Следы повели нас к местам по речке Любеньке. Места эти ужасно неудобны: по обоим берегам очень узенькой речки, на крутых берегах, тянутся версты на три узкой лентой кусты; от речки и направо и налево идут длинные, очень крутые овраги, поросшие кустами, числом шесть, с несколькими отвершками; место погонистое, но доезжачему езда адская, лазов пропасть, а беречь несколько лазов невозможно, потому что пересады везде короткие.

Доезжачий ехал следом, а мы ровнялись по сторонам. К величайшему моему удовольствию, волки не дошли в площадь кустов по Любеньке, а, перейдя речку, направились к небольшому, очень крепкому оврагу, начинающемуся от Любеньки же, но отделенному небольшой перемычкой от площадки и остальных оврагов.

Я с мальчиком Николаем ехал этой перемычкой, а доезжачий с другим борзятником поехали другой стороной, но очень близко от оврага. Против середины оврага доезжачий остановился, а борзятник продолжал подвигаться к головке; когда мы с ним съехались, он сообщил мне, что следы пошли в овраг и на его стороне выходу нет; на моей стороне выхода тоже не было.

Излишняя торопливость

Несмотря на то что я много охочусь, я не могу выработать в себе должного хладнокровия и часто порчу дело горячностью; так случилось и здесь. Обрадованный, что волки в удобном месте, я вместе с тем опасался, что вследствие неосторожности доезжачего, ехавшего слишком близко к оврагу, они подбудятся и, прежде чем я успею заехать, уйдут через перемычку в Любеньку.

Поэтому я заторопился, велел мальчику Николаю остаться в головке, охотника послал сказать доезжачему, чтобы он скорее кидал снизу гончих, а сам на рысях, не взяв собак на свору, отправился на перемычку. Только что я прикатил на место и стал, гончие заревели и повели кверху.

Моя свора не мечется под гончих и очень вежлива, но на этот раз ей представилось следующее искушение: охотник, бывший на этой стороне, выпустил лошадь, равняясь с гончими; доезжачий, тоже в виду собак, скакал той стороной, улюлюкая, и стая, заливаясь, с ревом вела мимо нас.

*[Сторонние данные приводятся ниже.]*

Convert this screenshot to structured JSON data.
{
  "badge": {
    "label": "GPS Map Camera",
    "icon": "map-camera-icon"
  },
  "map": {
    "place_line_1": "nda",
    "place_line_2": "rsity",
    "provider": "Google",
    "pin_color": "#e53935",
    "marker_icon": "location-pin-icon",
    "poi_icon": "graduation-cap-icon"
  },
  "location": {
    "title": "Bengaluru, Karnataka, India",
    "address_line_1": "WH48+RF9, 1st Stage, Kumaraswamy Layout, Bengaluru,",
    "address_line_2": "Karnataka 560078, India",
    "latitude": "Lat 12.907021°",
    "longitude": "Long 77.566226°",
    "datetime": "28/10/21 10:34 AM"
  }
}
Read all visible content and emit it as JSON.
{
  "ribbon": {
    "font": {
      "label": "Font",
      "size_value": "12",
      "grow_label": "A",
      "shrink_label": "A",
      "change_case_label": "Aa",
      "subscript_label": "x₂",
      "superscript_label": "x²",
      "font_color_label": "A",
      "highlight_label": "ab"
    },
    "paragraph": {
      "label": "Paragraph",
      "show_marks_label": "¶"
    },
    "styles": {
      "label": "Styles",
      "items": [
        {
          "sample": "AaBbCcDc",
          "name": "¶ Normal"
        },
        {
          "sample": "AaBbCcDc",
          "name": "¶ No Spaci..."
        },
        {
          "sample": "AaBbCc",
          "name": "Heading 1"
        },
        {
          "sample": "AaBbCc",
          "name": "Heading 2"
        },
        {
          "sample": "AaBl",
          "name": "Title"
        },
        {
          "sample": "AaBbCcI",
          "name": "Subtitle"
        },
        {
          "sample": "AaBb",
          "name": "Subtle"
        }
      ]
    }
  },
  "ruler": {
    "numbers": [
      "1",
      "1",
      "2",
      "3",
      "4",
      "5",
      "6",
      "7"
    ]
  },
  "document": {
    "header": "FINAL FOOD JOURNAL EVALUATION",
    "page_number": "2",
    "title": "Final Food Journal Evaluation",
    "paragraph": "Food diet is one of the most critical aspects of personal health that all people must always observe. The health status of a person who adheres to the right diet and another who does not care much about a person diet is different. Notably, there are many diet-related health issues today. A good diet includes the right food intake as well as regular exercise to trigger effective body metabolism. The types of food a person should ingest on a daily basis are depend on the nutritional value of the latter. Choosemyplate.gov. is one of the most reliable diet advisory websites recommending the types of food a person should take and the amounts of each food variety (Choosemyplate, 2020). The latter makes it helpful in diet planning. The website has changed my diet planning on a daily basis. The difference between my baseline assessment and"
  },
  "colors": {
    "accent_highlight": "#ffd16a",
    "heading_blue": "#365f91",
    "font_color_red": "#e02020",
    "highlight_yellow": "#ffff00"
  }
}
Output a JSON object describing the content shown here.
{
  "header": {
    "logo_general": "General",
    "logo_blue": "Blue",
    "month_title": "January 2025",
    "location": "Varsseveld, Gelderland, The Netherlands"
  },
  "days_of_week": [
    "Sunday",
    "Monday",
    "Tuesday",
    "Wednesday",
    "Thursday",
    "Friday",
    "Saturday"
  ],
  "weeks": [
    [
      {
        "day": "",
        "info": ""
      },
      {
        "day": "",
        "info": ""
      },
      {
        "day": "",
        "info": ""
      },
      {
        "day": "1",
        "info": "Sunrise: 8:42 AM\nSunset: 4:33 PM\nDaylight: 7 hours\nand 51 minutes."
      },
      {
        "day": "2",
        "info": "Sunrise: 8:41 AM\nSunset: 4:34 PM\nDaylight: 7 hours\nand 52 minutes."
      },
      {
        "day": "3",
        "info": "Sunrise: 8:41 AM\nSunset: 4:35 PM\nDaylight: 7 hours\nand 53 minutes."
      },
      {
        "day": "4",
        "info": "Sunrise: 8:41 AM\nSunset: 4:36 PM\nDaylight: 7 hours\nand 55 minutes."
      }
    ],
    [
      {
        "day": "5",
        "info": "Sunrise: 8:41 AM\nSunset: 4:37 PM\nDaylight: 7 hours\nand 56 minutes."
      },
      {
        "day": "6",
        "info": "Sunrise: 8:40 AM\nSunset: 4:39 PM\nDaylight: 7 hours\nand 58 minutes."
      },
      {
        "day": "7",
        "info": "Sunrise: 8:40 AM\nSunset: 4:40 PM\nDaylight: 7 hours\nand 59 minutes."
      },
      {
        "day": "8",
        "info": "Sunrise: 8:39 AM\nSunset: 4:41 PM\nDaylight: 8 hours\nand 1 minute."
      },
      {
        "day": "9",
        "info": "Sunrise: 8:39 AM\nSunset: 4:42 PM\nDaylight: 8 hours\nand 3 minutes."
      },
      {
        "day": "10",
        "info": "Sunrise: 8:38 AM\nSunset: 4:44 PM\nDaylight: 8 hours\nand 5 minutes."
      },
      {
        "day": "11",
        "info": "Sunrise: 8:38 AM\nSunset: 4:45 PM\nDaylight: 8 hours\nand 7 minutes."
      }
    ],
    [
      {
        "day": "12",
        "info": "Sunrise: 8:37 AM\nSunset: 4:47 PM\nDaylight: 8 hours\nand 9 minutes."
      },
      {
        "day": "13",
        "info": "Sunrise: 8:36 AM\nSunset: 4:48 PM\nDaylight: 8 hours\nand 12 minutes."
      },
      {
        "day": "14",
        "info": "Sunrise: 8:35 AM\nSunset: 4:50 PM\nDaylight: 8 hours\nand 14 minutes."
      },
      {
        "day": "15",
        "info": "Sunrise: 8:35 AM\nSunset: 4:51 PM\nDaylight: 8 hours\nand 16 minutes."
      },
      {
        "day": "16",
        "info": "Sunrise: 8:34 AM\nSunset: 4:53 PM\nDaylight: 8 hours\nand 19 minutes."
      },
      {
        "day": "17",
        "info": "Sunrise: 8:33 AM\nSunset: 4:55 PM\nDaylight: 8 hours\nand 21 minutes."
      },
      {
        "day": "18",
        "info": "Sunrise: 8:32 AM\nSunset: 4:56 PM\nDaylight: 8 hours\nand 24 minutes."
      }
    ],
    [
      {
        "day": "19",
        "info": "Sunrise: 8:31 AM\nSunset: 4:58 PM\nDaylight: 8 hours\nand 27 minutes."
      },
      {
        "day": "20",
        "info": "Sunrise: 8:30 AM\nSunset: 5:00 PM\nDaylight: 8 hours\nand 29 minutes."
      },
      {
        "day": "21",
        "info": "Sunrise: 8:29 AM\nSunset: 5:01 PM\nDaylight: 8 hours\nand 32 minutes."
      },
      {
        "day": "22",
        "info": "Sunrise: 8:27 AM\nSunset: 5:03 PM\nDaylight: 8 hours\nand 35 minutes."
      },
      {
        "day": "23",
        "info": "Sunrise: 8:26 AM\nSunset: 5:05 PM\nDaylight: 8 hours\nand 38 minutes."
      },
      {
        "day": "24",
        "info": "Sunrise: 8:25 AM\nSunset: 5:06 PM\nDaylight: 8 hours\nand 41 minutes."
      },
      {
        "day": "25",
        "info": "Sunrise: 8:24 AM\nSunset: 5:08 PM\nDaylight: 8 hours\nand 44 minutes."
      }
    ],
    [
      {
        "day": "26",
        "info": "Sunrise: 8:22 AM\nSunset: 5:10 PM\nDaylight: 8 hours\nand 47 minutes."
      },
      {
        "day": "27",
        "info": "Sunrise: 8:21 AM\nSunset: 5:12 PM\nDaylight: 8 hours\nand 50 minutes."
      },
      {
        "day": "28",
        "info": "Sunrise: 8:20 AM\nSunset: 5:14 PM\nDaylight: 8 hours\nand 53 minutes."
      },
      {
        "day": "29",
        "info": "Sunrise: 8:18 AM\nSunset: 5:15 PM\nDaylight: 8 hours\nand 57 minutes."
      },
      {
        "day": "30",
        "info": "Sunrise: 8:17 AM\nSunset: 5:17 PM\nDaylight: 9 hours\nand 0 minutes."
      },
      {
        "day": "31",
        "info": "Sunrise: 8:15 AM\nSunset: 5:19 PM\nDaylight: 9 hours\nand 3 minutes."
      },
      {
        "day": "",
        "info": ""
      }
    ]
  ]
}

Собаки засуетились, однако послушались моего голоса и, дрожа от волнения, остановились перед лошадью; но в это время раздалось громкое улюлюканье Николая, и открылся вынесшийся из головки матерый волк и поспевающие к нему собаки Николая; мои не выдержали и, не слушая моих криков, опрокинулись на травлю.

Волк полетел через них к недальнему острову, и только под опушкой самая резвая сука Николая Искра достала его, но не остановила, и волк внес ее на себе в опушку. Охотник, бывший на этой стороне, черт его знает зачем, спустил своих собак, и все борзые, гончие и охотники унеслись за матерым…

А в это время мимо меня один за другим перемахали через перемычку три прибылых и ушли в Любеньку. Каждому из них, снимая шапку, я кланялся и ругал при этом себя, как только может ругаться охотник, сотворивший такую подлую штуку. Наконец, отправился за своими охотниками и дорогой все «прибирал»:

— Черт! Белоручка! Ручкам холодно собак на свору взять, сидел бы дома, коли больно нежен…

И так далее и тому подобное…

Навстречу мне явились с виноватым видом Подруга, Награждай и Обрывай; досталось и им, впрочем, на словах только, потому что кругом виноват был я. Пока перескакали, сбили стаю и возвратились назад, я все кипел, кипел, и только здоровый мороз и поднявшаяся метель с поземкой несколько меня остудили, и я, обругав себя в последний раз уже с меньшей злобой, отправился на рысях домой.

Это было мое последнее поле в прошлую осень, но сохрани меня Бог в другой раз от такого скверного окончания. Впрочем в декабре по образовавшемуся насту в «набежку» я затравил Подругой в одиночку двух русаков и хоть этим загладил неприятное впечатление неудачи на охоте.

Д. Вальцов, с. Бесово, февраль 1881 г.